With that out of the way, democracy doesn’t work. Democracy never has worked, which is why no one has implemented real democracy on a national level since Athens submitted to Phillip II of Macedon after the Battle of Chaeronea in 338 BC. What we call “democracy” in Western governance has no connection to this form of government and no correlation to it beyond elections.
What can work is a representative Republic of some sort, which is what we have in Western so-called democracies that haven’t retained their monarchical dynasties. And even they are basically just parliamentary Republics with a figurehead monarch as head of state.
The problem with our Republic in the United States is that we have too much apathy, with about 45 percent of eligible voters not voting, and more then 90 percent of those who do vote apparently willing to vote for idiots and crooks rather than demand better.
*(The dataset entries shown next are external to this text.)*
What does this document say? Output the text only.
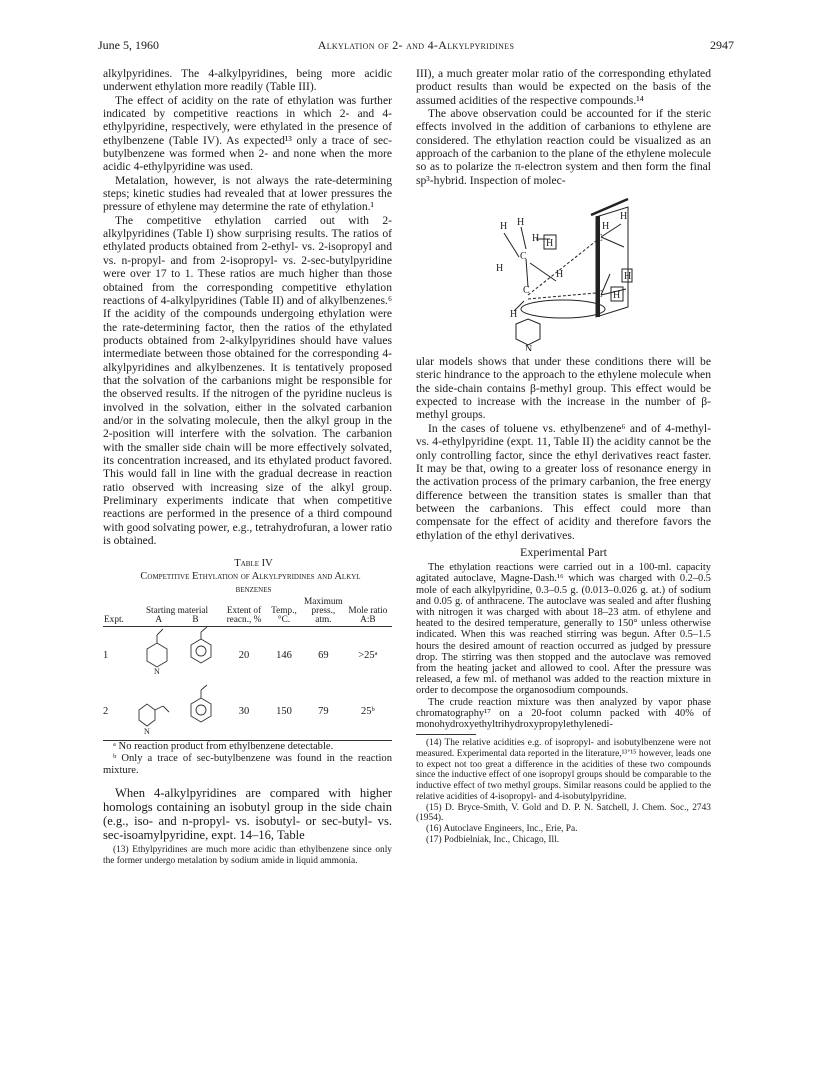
June 5, 1960	Alkylation of 2- and 4-Alkylpyridines	2947

alkylpyridines. The 4-alkylpyridines, being more acidic underwent ethylation more readily (Table III).

The effect of acidity on the rate of ethylation was further indicated by competitive reactions in which 2- and 4-ethylpyridine, respectively, were ethylated in the presence of ethylbenzene (Table IV). As expected¹³ only a trace of sec-butylbenzene was formed when 2- and none when the more acidic 4-ethylpyridine was used.

Metalation, however, is not always the rate-determining steps; kinetic studies had revealed that at lower pressures the pressure of ethylene may determine the rate of ethylation.¹

The competitive ethylation carried out with 2-alkylpyridines (Table I) show surprising results. The ratios of ethylated products obtained from 2-ethyl- vs. 2-isopropyl and vs. n-propyl- and from 2-isopropyl- vs. 2-sec-butylpyridine were over 17 to 1. These ratios are much higher than those obtained from the corresponding competitive ethylation reactions of 4-alkylpyridines (Table II) and of alkylbenzenes.⁶ If the acidity of the compounds undergoing ethylation were the rate-determining factor, then the ratios of the ethylated products obtained from 2-alkylpyridines should have values intermediate between those obtained for the corresponding 4-alkylpyridines and alkylbenzenes. It is tentatively proposed that the solvation of the carbanions might be responsible for the observed results. If the nitrogen of the pyridine nucleus is involved in the solvation, either in the solvated carbanion and/or in the solvating molecule, then the alkyl group in the 2-position will interfere with the solvation. The carbanion with the smaller side chain will be more effectively solvated, its concentration increased, and its ethylated product favored. This would fall in line with the gradual decrease in reaction ratio observed with increasing size of the alkyl group. Preliminary experiments indicate that when competitive reactions are performed in the presence of a third compound with good solvating power, e.g., tetrahydrofuran, a lower ratio is obtained.

Table IV

Competitive Ethylation of Alkylpyridines and Alkyl

benzenes

Expt.	Starting material
A B	Extent of reacn., %	Temp., °C.	Maximum press., atm.	Mole ratio A:B
1	N	20	146	69	>25ᵃ
2	N	30	150	79	25ᵇ

ᵃ No reaction product from ethylbenzene detectable.

ᵇ Only a trace of sec-butylbenzene was found in the reaction mixture.

When 4-alkylpyridines are compared with higher homologs containing an isobutyl group in the side chain (e.g., iso- and n-propyl- vs. isobutyl- or sec-butyl- vs. sec-isoamylpyridine, expt. 14–16, Table

(13) Ethylpyridines are much more acidic than ethylbenzene since only the former undergo metalation by sodium amide in liquid ammonia.

III), a much greater molar ratio of the corresponding ethylated product results than would be expected on the basis of the assumed acidities of the respective compounds.¹⁴

The above observation could be accounted for if the steric effects involved in the addition of carbanions to ethylene are considered. The ethylation reaction could be visualized as an approach of the carbanion to the plane of the ethylene molecule so as to polarize the π-electron system and then form the final sp³-hybrid. Inspection of molec-

H H
H H
C
H
C
H
H
H
H
C
C H
H
N

ular models shows that under these conditions there will be steric hindrance to the approach to the ethylene molecule when the side-chain contains β-methyl group. This effect would be expected to increase with the increase in the number of β-methyl groups.

In the cases of toluene vs. ethylbenzene⁶ and of 4-methyl- vs. 4-ethylpyridine (expt. 11, Table II) the acidity cannot be the only controlling factor, since the ethyl derivatives react faster. It may be that, owing to a greater loss of resonance energy in the activation process of the primary carbanion, the free energy difference between the transition states is smaller than that between the carbanions. This effect could more than compensate for the effect of acidity and therefore favors the ethylation of the ethyl derivatives.

Experimental Part

The ethylation reactions were carried out in a 100-ml. capacity agitated autoclave, Magne-Dash.¹⁶ which was charged with 0.2–0.5 mole of each alkylpyridine, 0.3–0.5 g. (0.013–0.026 g. at.) of sodium and 0.05 g. of anthracene. The autoclave was sealed and after flushing with nitrogen it was charged with about 18–23 atm. of ethylene and heated to the desired temperature, generally to 150° unless otherwise indicated. When this was reached stirring was begun. After 0.5–1.5 hours the desired amount of reaction occurred as judged by pressure drop. The stirring was then stopped and the autoclave was removed from the heating jacket and allowed to cool. After the pressure was released, a few ml. of methanol was added to the reaction mixture in order to decompose the organosodium compounds.

The crude reaction mixture was then analyzed by vapor phase chromatography¹⁷ on a 20-foot column packed with 40% of monohydroxyethyltrihydroxypropylethylenedi-

(14) The relative acidities e.g. of isopropyl- and isobutylbenzene were not measured. Experimental data reported in the literature,¹³ʼ¹⁵ however, leads one to expect not too great a difference in the acidities of these two compounds since the inductive effect of one isopropyl groups should be comparable to the inductive effect of two methyl groups. Similar reasons could be applied to the relative acidities of 4-isopropyl- and 4-isobutylpyridine.

(15) D. Bryce-Smith, V. Gold and D. P. N. Satchell, J. Chem. Soc., 2743 (1954).

(16) Autoclave Engineers, Inc., Erie, Pa.

(17) Podbielniak, Inc., Chicago, Ill.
When you have a situation like this, that’s when your system of government is in danger and you can have a dictatorship situation form.
My solution is simply to ignore those who don’t vote and treat them essentially as subjects until they make an effort to participate in the process, but even that isn’t going to work unless the people who do care enough to vote start caring enough about the quality and worthiness of the candidates, and refuse to vote for people like Hillary Clinton and Donald Trump just because two political cartels offered them up as candidates.
And unless and until that changes, then we’re on the slow road to dictatorship, and probably Fascism as well—the real thing, not these left-wingers calling anything they don’t agree with “Fascism.”